By ANGELA GREGORY and RUPERT CORNWELL
George W. Bush has inadvertently thrown the international spotlight on a question dear to most people's hearts - how much annual leave does a leader deserve?
The question arose because Mr Bush has decided to take a month off to spend at his ranch in Texas, raising the ire of many in the United States where holidays are regarded as more of a privilege than a right.
Many Americans get just two weeks annual holiday.
As the Washington Post added fuel to the controversy by claiming Bush had spent 42 per cent of the time since his January inauguration on holiday, the spotlight has gone on the holidaying habits of leaders around the world, including New Zealand.
While George W. Bush stays home on the range for the northern hemisphere summer, Italian Prime Minister Silvio Berlusconi is off on his yacht, Russia's Vladimir Putin is wallowing in Soviet nostalgia and Gerhard Schroder, of Germany, is going cheap again.
In the southern hemisphere, Australian PM John Howard prefers to kick back at his house in Sydney for three weeks over January, reading books and watching cricket.
Standing out is Prime Minister Helen Clark, who is far more adventurous than her peers.
Last summer she took a month-long trip to climb 6960m Mount Aconcagua in Argentina.
She said leaders need good holidays.
"I actually feel sorry for the President of the United States. It is impossible for him to have a holiday where he won't be recognised and someone won't call.
"I would be 1000 per cent sure that even at his ranch he's got the phone, the fax, and the email going ... you would never get away from that."
She had had her first and only "total break" since becoming Prime Minister when she went climbing in South America.
"I could do that completely anonymously ... if I want a complete break I have to go overseas."
She said her position did not come with a job description so her length of holiday was whatever she felt appropriate.
Bearing in mind she worked seven days a week, she said about every four months she would take up to five days off. "But I am never away from the phone."
Russia's President Putin is spending the northern summer in Bocharov Ruchei, the Kremlin's official residence in the resort of Sochi on the Black Sea.
The Russian leader caused a stir last year when he ignored modern political practice by staying at the beach as the submarine Kursk went down with all hands.
One European leader with a taste for the basic is Gerhard Schroder. Dubbed the "Cashmere Chancellor" after he appeared in GQ magazine wearing a suit of that fabric, he is not one to pay for a flash villa or hotel, preferring to spend his time with wife Doris and 10-year-old stepdaughter Klara in a modest house near Pesaro in Italy.
Like any other German civil servant, Mr Schroder gets 30 days holiday but takes only 25 days.
The French Prime Minister, Lionel Jospin, is choosing to stay in the quiet surroundings of his modest second home in D'Oleron on France's Atlantic coast.

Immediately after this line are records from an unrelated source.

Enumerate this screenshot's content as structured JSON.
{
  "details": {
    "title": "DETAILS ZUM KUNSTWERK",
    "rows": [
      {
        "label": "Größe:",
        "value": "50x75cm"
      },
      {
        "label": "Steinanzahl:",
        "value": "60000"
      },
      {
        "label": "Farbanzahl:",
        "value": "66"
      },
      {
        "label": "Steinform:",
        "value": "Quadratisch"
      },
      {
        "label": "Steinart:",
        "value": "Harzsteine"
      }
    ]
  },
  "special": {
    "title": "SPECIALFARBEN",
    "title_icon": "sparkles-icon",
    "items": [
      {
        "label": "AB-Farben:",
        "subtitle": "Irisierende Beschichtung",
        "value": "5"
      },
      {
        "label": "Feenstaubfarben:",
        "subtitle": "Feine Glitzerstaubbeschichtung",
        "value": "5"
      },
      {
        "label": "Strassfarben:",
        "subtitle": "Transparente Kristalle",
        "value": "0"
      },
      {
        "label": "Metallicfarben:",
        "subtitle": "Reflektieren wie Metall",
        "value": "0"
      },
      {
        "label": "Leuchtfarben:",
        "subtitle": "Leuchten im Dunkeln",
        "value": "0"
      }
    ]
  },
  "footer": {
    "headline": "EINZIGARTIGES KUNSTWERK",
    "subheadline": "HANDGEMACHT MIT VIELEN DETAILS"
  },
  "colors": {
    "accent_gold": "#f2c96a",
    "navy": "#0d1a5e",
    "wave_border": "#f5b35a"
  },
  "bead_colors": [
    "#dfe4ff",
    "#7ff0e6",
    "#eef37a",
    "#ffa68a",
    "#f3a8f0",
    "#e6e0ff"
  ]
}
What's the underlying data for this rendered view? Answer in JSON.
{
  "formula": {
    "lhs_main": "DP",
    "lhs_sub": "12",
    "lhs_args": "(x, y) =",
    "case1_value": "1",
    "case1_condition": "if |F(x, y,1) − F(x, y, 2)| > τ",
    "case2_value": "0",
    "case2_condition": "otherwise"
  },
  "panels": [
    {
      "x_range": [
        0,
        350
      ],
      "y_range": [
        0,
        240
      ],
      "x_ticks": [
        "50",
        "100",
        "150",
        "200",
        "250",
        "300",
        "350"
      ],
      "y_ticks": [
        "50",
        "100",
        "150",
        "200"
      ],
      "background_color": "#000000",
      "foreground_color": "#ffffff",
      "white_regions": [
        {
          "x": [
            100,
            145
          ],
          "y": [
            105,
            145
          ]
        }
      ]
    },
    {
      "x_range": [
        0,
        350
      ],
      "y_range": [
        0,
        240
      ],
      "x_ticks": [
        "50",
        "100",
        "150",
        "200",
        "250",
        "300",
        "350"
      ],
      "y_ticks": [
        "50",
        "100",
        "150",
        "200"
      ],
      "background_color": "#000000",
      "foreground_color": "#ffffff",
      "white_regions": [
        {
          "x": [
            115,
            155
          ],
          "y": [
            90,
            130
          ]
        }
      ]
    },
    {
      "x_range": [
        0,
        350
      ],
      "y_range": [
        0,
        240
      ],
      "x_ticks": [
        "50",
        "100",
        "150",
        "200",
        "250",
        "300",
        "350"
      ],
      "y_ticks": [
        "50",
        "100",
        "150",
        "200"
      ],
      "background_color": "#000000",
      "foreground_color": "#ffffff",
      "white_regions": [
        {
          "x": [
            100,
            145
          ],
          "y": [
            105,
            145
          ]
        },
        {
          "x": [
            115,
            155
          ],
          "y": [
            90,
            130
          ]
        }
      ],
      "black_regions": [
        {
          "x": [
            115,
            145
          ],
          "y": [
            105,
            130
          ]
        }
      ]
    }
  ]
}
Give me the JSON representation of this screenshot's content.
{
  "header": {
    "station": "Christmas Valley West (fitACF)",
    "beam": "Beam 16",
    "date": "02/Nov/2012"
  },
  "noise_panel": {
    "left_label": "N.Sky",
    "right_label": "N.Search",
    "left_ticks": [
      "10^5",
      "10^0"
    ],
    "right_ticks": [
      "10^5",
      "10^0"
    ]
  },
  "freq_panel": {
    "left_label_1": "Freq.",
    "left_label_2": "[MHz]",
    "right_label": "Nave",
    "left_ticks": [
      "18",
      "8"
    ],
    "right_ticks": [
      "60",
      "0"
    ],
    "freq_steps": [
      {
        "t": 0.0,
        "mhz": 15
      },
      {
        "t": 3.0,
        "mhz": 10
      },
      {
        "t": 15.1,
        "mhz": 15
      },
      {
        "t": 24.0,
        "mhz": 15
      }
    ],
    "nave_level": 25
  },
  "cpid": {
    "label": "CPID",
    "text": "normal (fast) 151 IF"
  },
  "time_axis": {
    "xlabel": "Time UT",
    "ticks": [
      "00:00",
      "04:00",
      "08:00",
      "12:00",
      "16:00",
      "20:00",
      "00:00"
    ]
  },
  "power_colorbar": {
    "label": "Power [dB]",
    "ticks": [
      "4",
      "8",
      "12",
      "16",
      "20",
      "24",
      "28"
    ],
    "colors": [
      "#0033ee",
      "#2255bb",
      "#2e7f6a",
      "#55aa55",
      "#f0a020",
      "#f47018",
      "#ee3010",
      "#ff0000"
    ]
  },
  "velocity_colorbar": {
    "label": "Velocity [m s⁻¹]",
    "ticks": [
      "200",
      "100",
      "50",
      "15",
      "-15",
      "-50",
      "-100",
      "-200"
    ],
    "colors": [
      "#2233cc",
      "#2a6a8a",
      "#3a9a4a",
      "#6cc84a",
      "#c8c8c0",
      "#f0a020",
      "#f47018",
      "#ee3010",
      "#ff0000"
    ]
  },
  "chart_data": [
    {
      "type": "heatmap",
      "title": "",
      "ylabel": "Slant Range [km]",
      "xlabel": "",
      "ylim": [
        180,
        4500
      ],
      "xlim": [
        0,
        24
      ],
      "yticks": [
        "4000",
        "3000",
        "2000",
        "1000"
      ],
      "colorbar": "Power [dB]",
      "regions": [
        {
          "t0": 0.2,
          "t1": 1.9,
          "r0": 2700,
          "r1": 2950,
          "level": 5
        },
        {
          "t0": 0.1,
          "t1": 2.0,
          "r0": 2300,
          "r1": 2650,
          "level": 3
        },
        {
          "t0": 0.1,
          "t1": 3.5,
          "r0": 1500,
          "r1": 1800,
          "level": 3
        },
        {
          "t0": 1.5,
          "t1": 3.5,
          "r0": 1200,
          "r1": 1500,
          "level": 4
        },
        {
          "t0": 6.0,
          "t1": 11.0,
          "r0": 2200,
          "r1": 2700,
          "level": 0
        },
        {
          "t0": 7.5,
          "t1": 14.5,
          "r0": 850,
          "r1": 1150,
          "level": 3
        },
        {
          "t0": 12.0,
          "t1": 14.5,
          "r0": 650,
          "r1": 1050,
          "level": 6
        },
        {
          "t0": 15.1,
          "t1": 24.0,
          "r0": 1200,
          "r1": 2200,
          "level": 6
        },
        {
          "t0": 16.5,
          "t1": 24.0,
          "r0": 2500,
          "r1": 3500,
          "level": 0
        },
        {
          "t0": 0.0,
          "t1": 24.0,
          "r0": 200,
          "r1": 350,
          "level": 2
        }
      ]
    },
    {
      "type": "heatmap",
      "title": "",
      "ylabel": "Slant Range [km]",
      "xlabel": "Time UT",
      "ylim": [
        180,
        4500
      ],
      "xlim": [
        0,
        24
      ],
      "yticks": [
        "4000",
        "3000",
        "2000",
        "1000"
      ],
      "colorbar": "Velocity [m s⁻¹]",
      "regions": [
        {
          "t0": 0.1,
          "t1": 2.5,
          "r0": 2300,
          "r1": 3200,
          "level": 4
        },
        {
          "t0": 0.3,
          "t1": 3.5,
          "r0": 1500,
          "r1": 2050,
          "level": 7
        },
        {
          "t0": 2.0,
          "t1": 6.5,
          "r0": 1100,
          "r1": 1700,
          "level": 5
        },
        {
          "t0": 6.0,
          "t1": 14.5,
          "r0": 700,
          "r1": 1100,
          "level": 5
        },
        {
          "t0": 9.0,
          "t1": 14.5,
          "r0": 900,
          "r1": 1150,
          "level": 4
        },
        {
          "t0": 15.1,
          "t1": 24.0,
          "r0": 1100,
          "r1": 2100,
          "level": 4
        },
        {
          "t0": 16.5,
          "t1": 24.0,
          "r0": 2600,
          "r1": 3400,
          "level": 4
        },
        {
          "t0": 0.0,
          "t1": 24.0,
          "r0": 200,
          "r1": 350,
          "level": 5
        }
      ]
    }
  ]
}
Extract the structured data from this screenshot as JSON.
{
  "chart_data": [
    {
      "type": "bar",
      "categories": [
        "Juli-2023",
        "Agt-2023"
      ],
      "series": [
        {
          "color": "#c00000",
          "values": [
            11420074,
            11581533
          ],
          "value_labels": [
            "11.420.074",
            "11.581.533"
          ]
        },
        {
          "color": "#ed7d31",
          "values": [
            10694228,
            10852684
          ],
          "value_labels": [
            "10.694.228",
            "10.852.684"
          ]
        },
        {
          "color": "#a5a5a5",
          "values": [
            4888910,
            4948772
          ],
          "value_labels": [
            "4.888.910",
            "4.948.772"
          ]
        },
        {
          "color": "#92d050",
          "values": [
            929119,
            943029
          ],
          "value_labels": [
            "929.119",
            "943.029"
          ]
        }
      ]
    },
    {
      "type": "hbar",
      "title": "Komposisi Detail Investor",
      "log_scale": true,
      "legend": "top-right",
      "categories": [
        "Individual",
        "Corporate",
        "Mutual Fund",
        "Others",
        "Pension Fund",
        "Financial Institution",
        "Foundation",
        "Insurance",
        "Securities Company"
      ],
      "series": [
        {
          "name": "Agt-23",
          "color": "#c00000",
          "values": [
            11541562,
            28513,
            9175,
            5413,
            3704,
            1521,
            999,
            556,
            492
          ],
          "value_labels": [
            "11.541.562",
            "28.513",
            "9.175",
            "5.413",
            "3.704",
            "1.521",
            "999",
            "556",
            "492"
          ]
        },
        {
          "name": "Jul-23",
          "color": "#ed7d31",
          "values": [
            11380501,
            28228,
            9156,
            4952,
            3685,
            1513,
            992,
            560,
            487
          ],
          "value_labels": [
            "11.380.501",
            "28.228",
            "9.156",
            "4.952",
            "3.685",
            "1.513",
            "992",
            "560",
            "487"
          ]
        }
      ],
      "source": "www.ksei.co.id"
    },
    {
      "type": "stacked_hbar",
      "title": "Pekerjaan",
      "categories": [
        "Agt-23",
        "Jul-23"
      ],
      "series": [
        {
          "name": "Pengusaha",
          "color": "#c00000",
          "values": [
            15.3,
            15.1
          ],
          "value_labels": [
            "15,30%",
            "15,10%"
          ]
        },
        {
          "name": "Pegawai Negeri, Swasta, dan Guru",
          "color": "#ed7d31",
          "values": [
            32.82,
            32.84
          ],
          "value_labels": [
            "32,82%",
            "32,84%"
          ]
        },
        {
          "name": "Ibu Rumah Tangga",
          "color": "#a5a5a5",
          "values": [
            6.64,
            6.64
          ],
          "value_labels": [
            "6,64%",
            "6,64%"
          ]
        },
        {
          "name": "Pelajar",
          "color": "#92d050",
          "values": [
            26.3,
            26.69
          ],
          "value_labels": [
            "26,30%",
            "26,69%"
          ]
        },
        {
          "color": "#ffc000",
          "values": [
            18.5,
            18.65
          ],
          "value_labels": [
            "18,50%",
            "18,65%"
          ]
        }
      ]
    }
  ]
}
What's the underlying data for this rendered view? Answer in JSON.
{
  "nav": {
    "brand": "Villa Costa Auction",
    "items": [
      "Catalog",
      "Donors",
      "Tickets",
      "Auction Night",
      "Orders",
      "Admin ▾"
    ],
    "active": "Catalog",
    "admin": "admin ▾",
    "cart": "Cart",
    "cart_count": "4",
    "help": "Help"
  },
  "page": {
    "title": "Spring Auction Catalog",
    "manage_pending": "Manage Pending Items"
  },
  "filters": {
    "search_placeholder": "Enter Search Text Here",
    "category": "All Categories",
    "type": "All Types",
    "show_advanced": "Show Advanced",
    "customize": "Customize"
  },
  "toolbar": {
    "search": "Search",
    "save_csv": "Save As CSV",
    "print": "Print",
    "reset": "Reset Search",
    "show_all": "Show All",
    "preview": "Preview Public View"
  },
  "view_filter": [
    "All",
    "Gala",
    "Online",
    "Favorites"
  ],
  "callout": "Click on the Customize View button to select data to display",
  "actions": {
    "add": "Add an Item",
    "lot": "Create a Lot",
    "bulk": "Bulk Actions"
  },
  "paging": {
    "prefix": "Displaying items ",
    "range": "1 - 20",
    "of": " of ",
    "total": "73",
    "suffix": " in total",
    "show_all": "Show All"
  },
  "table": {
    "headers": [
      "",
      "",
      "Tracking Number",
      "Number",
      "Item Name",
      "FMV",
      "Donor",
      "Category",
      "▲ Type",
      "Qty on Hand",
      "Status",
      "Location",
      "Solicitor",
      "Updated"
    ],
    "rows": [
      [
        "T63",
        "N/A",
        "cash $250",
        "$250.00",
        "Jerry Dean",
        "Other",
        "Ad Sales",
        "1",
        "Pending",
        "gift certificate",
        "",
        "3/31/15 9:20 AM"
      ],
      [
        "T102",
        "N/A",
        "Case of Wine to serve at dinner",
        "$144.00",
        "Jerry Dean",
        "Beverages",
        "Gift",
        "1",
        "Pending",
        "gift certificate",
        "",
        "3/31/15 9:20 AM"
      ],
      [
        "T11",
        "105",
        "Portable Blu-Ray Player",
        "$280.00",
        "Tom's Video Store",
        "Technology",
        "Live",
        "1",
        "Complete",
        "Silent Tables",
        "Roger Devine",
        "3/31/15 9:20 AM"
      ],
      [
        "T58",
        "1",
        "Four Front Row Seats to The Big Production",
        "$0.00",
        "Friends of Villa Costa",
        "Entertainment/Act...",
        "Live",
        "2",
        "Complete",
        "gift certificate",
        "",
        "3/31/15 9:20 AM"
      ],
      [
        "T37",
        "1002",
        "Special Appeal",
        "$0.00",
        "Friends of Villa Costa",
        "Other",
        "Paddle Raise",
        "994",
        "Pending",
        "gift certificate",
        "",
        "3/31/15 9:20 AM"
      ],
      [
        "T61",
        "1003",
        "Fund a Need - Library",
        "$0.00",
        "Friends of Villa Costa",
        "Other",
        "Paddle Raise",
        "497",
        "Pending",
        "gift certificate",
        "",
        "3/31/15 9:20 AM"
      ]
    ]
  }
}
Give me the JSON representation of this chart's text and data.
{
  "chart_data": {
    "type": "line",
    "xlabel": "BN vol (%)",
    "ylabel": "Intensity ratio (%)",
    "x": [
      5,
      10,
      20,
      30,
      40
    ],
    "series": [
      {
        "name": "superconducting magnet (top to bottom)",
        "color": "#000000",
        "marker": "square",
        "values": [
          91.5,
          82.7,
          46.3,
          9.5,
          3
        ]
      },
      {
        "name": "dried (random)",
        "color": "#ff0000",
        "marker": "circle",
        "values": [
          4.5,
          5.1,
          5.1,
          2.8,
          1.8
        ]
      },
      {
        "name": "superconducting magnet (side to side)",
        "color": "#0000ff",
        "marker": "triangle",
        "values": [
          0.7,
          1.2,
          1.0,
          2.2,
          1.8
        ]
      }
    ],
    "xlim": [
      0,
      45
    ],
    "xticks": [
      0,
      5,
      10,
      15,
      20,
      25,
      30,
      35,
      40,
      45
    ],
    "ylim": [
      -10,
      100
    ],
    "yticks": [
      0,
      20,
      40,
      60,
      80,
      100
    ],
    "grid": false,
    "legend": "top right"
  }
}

Jose Maria Aznar, Spain's Prime Minister, has abandoned his usual villa in Oropesa near Benidorm, after questions were raised this year about the businessman who loaned him the house.
Instead, he will be holidaying on Menorca where he will stage his annual photo-call, coming out of the surf to slick back his hair for the cameras.
One politician who has no need to borrow a villa from anyone is Silvio Berlusconi, the tycoon-turned-Italian PM, who will take his million-pound yacht to his luxury home in Sardinia this month.
The big loser is the French President, Jacques Chirac. Under siege after holidays to Mauritius, Japan and Morocco, he has been forced by public opinion to stay at the French equivalent of Chequers, the British Prime Minister's country residence, in Fort Bragancon in the Var region. It's an imposing, dusty relic, and Mr Chirac absolutely hates it.
In America, White House officials have billed President Bush's ranch stay as a "working vacation" that would allow him to mull over matters of state.
A recent survey found that almost a quarter of Americans did not take even the small number of days off allowed by their firms and more than 40 per cent took their laptop computer and mobile telephone with them.
In most companies, junior employees were granted 10 working days of holiday each year. Even at the top end, holiday allowances rarely exceed 20 days.
In New Zealand workers are entitled to minimum annual holiday of three weeks (15 days) a year, and Australians four weeks (20 days).
In Britain employees get at least four weeks' paid leave a year.